Kommt auf den Koalitionsvertrag an.

Ja natürlich, aber unterschätzen Sie nicht: So ein Vertrag, den man jetzt beschließt, der hilft nicht bei den Problemen, die in den nächsten fünf Jahren auftauchen, von denen wir jetzt noch gar nichts wissen.

Was hilft denn dann?

Ein Mindestmaß an Vertrauen, dass solche schwierigen Situationen, die nicht vertraglich geregelt sind, gelöst werden können. Ohne dieses Vertrauen können Sie nicht regieren.

Nun haben die Grünen zwar keine gemeinsame Geschichte, aber doch Parallelen mit der Linkspartei – gerade in der Art, wie einmal fundamentale Opposition gemacht wurde.
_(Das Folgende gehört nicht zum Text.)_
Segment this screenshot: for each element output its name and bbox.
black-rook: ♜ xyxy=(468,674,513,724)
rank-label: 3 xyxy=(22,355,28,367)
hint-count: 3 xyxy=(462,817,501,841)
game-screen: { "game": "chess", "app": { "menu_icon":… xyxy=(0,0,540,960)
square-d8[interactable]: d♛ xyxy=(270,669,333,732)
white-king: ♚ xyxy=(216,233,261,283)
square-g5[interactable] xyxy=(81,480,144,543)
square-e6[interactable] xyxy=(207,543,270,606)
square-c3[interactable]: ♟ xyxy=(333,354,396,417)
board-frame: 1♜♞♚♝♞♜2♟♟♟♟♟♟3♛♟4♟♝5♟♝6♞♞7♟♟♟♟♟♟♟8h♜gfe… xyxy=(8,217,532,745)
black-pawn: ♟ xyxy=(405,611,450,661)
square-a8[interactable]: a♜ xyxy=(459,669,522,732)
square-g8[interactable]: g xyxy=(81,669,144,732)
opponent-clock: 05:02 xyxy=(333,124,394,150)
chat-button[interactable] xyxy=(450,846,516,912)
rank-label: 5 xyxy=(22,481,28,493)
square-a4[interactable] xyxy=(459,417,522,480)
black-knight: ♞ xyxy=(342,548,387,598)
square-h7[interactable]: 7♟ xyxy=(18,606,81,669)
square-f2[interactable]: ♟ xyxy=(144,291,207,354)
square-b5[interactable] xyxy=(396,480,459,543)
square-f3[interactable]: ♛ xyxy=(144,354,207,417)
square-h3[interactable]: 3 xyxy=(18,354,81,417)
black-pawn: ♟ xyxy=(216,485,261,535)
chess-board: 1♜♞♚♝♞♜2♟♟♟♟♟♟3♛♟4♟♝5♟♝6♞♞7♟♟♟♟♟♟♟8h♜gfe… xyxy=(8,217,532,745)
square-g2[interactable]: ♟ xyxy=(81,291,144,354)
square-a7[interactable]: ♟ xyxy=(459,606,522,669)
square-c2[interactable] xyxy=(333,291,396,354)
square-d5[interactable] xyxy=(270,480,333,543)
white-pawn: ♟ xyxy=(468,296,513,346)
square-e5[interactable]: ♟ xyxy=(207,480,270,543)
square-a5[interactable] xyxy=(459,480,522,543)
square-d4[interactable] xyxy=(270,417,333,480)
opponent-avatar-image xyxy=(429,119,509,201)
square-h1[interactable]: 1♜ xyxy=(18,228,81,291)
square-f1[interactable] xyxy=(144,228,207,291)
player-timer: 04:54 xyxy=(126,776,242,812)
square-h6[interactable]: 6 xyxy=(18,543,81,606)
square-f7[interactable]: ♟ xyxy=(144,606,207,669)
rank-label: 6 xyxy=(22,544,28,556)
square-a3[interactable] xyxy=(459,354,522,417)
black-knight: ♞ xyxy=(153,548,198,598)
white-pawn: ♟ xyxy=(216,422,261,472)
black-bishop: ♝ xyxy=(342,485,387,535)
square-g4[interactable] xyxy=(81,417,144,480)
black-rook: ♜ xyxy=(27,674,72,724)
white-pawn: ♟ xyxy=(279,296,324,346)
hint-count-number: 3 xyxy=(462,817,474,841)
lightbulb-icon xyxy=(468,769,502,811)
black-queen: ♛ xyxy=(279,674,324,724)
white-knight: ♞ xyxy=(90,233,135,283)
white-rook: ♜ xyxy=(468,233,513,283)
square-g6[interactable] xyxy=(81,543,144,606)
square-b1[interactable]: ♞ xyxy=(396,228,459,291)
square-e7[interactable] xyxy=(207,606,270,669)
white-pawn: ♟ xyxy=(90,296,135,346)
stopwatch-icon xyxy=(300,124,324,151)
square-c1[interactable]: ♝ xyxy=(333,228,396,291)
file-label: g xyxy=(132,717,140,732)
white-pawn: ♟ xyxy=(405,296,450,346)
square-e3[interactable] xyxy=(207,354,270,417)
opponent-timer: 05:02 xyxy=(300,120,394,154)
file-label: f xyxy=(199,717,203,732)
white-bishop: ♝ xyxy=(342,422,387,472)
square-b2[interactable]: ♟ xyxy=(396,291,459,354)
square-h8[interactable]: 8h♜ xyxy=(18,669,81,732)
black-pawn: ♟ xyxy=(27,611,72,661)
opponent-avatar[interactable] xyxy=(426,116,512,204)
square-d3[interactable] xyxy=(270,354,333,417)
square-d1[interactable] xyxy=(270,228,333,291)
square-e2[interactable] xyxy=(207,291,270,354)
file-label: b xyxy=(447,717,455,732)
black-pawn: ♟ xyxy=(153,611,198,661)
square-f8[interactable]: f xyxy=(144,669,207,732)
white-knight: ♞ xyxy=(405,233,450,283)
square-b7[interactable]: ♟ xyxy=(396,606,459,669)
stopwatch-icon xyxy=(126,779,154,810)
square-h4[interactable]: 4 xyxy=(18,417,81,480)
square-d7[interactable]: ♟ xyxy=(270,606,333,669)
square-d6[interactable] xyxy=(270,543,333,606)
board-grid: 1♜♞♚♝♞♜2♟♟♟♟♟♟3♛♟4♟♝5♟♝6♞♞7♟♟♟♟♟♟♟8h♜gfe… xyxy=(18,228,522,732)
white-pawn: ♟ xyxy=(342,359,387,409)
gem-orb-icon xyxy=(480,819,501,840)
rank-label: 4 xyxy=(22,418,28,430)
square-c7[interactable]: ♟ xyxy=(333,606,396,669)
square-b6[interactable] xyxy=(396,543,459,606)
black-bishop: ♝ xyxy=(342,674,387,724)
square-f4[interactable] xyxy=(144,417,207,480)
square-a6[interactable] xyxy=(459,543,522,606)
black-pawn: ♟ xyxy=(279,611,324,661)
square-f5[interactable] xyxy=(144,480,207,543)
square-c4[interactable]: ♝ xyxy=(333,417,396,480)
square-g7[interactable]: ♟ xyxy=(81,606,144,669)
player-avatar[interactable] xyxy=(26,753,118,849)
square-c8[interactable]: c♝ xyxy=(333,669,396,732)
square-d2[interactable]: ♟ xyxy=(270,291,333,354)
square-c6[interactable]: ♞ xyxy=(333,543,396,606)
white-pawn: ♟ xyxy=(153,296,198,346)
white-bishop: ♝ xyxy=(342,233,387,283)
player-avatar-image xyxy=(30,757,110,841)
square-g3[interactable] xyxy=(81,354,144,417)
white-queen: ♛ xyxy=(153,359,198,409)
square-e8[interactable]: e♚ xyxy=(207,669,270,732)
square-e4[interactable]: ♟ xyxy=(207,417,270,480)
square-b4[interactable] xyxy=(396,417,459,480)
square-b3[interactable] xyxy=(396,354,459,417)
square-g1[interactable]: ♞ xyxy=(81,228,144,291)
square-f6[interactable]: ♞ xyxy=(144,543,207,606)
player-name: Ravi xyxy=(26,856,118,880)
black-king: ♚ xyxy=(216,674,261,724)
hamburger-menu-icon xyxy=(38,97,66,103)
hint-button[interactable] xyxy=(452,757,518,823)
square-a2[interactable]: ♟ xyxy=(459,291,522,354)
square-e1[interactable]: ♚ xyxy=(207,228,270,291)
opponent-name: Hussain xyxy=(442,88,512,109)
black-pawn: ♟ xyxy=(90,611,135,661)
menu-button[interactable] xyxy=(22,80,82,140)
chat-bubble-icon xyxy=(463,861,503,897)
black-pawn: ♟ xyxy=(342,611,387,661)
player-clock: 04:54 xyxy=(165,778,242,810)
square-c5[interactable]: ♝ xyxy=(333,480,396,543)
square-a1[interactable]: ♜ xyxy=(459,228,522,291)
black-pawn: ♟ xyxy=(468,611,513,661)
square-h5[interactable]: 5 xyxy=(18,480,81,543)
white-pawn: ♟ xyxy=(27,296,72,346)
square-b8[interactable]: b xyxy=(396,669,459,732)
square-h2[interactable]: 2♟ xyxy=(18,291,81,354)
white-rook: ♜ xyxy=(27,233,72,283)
Das ist völlig richtig. Deswegen habe ich immer darauf geachtet, seit die Linken im Hessischen Landtag sind, dass wir ihnen gegenüber nicht arrogant auftreten. Wir müssen uns immer fragen: Was haben wir 1982 hier eigentlich vertreten? Zur Wahrheit gehört aber auch: Die hessischen Grünen sind 1982 in den Landtag gekommen. Sie waren 1983 bereit zur Tolerierung. Und sie waren 1985 bereit zur Koalition. Die Linkspartei ist jetzt seit sechs Jahren hier und vertritt noch immer die „reine Lehre“. Das ist jetzt der spannende Punkt für die Linkspartei: Ob sie genau das kann, was die Grünen in Hessen auch gekonnt haben.

Und das wäre?

Von der Protest- zur Gestaltungspartei werden.

Ihre gemeinsame Geschichte mit der CDU war sehr hart. Im Gegensatz zu Roland Koch macht Volker Bouffier eher den Eindruck eines konzilianten Onkels, mit dem man reden kann. Ist das so?

Dass alle mit allen reden können, ist für Hessen ein zivilisatorischer Fortschritt. Das gab es zu Lebzeiten der handelnden Personen noch nicht. Es gab in Hessen seit Jahrzehnten keine Große Koalition, es gab nie Rot-Grün-Rot, es gab noch nie eine Ampel und noch nie Schwarz-Grün.

Eine Konfrontation der Lager, wie es sie in kaum einem anderen Bundesland je gab?

Ja, weil auch der Stil hier sehr konfrontativ ist. Ich mache mir auch keine Illusionen. Sobald man sich für die eine oder andere Variante entscheidet, ist es mit der Nettigkeit vorbei. Aber ich hoffe doch, dass wir daraus langfristig etwas ziehen, dass dieses rituelle Aufeinander-Einschlagen mal aufhört.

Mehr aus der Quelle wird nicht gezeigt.